Underneath the fog, I could see the buildings materialising. They resembled miniature pieces of Lego which became larger and larger as the plane started its descent towards Beijing Airport. As we landed, I felt the kind of excitement you feel when you are about to be embraced by a sense of familiarity. After all this time abroad, I was back in Beijing!
Walking through the corridors towards Border Control felt surreal. I couldn’t help but smile. The chattering of Mandarin around me and all the signs headed with Chinese characters seemed to say: ‘Welcome home!’. As I was thinking about all the food I would soon be able to eat, a uniformed woman pulled me out of my little day dream. ‘Foreigners this way!’ she said while ushering me into a side lane where people were waiting for their fingerprints to be taken. I took the small piece of paper issued by the machine and joined the ‘foreigners’ queue at border control with an unsettling feeling. Perhaps it was this new biometric data procedure, or perhaps it was the realisation that I was really coming back as a visitor rather than as someone coming back to their day-to-day life, but the word ‘foreigner’ stuck out to me more than ever before. I was overwhelmed by one thought — is Beijing still my home?
People have often asked me where I consider my home to be. Whenever someone poses the question ‘where are you from?’, I have a well-rehearsed answer: I am half-Bulgarian, half-Russian, but I was born and raised in Beijing, China. It is like a formula that wouldn’t be quite right if any element was missing. ‘But where does it feel most like home?’ some would push on. This is where I struggle. Coming from a transnational background, I cannot define ‘home’ as a single place. It requires a complex explanation that constantly changes — one that I am still trying to grasp.
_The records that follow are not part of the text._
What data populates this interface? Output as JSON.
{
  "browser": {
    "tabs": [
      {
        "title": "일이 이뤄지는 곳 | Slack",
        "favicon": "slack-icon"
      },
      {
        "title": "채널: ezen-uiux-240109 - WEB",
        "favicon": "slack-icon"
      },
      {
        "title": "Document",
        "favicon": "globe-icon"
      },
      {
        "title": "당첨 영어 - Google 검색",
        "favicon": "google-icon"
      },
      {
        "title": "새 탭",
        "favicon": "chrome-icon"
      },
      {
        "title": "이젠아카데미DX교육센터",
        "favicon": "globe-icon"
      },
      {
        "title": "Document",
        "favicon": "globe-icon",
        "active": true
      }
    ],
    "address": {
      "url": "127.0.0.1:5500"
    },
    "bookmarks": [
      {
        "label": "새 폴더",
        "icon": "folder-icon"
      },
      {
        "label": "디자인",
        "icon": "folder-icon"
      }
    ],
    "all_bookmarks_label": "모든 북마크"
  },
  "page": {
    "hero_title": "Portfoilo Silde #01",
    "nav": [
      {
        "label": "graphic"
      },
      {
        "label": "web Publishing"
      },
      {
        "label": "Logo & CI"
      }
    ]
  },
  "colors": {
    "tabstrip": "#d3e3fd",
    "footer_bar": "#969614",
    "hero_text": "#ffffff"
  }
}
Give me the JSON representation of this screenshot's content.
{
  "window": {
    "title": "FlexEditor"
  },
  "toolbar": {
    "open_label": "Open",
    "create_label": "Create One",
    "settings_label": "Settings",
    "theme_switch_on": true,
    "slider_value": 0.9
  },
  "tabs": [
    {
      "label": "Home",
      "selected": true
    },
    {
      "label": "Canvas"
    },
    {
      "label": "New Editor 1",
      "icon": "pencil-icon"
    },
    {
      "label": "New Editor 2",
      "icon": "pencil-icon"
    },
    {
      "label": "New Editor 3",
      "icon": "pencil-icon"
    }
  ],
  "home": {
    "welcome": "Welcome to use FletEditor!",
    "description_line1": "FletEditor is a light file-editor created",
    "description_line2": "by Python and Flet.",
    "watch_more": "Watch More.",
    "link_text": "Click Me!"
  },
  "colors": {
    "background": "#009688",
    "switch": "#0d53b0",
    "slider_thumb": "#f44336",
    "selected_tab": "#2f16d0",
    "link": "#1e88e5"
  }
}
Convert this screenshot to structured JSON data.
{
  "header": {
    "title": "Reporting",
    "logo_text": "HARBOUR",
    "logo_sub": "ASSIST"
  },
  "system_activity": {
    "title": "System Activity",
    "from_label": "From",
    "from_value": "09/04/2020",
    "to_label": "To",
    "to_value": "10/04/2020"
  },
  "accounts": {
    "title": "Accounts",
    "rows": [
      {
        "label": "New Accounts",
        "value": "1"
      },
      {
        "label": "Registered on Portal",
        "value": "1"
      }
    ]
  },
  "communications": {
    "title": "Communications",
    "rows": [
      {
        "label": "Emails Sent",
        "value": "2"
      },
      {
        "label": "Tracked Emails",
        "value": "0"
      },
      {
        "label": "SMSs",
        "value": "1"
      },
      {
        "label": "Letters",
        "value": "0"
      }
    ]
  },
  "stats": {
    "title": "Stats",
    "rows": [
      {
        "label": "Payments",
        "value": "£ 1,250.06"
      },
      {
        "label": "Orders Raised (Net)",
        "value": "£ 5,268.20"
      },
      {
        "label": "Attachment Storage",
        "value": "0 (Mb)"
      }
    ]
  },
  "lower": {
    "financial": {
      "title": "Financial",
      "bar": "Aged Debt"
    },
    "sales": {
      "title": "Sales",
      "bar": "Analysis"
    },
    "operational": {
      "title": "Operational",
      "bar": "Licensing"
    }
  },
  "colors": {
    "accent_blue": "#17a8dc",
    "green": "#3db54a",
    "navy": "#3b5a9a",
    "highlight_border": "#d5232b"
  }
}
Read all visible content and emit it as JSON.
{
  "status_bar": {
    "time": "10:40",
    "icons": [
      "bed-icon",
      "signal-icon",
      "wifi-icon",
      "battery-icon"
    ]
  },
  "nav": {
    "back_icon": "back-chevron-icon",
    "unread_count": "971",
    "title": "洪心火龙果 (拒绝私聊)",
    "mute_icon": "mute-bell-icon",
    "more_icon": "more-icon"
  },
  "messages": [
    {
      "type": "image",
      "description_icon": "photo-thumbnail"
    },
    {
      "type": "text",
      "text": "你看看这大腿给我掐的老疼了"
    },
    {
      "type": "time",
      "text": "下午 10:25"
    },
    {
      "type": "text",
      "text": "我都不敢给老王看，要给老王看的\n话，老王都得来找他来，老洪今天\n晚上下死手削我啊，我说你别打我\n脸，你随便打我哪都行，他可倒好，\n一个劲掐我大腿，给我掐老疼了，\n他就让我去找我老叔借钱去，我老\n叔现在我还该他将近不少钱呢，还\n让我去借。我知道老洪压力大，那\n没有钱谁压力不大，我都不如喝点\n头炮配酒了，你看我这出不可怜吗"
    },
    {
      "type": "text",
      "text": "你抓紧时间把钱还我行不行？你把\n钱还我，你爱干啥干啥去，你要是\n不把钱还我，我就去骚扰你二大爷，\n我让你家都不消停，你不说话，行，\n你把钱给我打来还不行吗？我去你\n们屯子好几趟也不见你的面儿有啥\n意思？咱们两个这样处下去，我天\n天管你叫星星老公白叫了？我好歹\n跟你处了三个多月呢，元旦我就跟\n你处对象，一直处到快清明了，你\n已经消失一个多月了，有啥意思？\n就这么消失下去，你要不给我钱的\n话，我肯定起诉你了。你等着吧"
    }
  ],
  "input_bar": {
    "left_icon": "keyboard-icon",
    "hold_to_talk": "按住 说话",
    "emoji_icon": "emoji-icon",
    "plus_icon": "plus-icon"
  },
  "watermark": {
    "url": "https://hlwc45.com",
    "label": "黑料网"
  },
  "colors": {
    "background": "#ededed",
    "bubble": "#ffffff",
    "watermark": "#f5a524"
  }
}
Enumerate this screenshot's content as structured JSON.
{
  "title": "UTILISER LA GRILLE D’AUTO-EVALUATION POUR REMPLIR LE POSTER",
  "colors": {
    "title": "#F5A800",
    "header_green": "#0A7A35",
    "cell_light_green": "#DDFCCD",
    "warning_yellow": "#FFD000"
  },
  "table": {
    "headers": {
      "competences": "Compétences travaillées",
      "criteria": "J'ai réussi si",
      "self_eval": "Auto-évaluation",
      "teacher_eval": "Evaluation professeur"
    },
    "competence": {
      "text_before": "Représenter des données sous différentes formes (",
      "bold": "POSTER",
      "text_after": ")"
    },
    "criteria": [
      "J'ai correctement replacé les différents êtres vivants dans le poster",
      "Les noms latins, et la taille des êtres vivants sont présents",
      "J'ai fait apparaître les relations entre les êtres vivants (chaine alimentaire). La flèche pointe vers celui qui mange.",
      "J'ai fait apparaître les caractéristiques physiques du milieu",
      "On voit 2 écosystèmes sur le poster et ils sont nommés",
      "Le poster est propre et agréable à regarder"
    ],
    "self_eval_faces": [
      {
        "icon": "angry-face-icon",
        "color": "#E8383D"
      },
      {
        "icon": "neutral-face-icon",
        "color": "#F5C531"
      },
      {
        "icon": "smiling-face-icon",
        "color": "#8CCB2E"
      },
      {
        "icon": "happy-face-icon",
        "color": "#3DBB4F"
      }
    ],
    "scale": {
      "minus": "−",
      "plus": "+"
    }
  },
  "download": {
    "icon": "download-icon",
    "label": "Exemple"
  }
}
At last, I arrived at my house. And it sure feels, smells and sounds like home! This is where I grew up, where I lived until I left for university five years ago, and where my parents and little brother still live. Now we were reunited after months of being apart! Surrounded by my family, I sat on the dining room floor, getting ready to perform the post-arrival-at-Beijing-from-Sofia ritual of unpacking the stash of Bulgarian goods. I took out packets of sirene (a type of Bulgarian cheese), carefully packaged in aluminium foil to avoid confiscation; jars of lutenitsa (a type of Bulgarian condiment); some bottles of rakia (a popular alcoholic drink in the Balkans); and cosmetics made with Bulgarian rose oil. The scent of some of my favourite Chinese dishes wafted in from the kitchen, and from the living room I could hear the Russian TV channel on as usual. I soaked in all of these miscellaneous particles that made it ‘home’. And soon, I recognised the sentiment that had slowly filled me ever since I landed — nostalgia.
Despite the sense of familiarity, there was a kind of distance… a void torn open by the passage of time, inhabited by a longing for something that exists only in the bitter-sweetness of a memory. There were many signs of change and things missing. My room was no longer my room. It wore the decorations and belongings of its last inhabitant — my sister, who had moved into it after I left and, as of last year, has moved abroad herself. Outside in the city, the same void followed me. The technological advancements that have become essential to the city’s everyday life were an alienating reminder of just how out of touch I was. In my first days here, not having WeChat Pay or the latest taxi apps was like being held back by a barrier that separated me from the Beijingers and demarcated me as merely a tourist. Certain streets that I used to frequent now looked entirely different. Even places which looked exactly the same somehow felt different — maybe because I was no longer there with my high school friends, most of whom have now moved away, or maybe simply because I wasn’t that high schooler anymore.
What if the Beijing I knew so well slowly eroded with time, and all that was familiar and recognisable sunk into the past? What if none of my family or closest friends lived here anymore? Would I still be able to call Beijing my home?
I have grappled with these questions for a long time, and this is my explanation to what ‘home’ is for me. Above all, my home is multiple. It is made up of multiple places, cultures, languages, people and temporalities. I could not designate it to a single nationality or stamp it with an expiration date. The homes of my past are just as valid as the homes that I have made now and those of the future. I have also come to peace with the fact that home has always and will always encompass a simultaneity of belonging and unbelonging. Children of transnational upbringing are often either romanticised as being able to adapt to and belong anywhere or described as being stuck in a limbo, never truly belonging anywhere. In my experience, neither case is true on its own but rather it is some combination of both at the same time. While I might belong to multiple homes, a part of me is always going to be a foreigner anywhere I choose to make a home. So, to the question ‘is Beijing still my home?’ this is what I would say: I will always be a foreigner in Beijing, but Beijing will also always be my home.
Mariya Yanishevskaya graduated from the MSc in Migration Studies programme at the University of Oxford last year. Her research interests focus on how nation states are imagined and national identities re-conceptualised in an era of growing mobility and settlement across borders. She hopes to one day write a book about the experience of transnational upbringing and the so-called ‘Third Culture Kids’.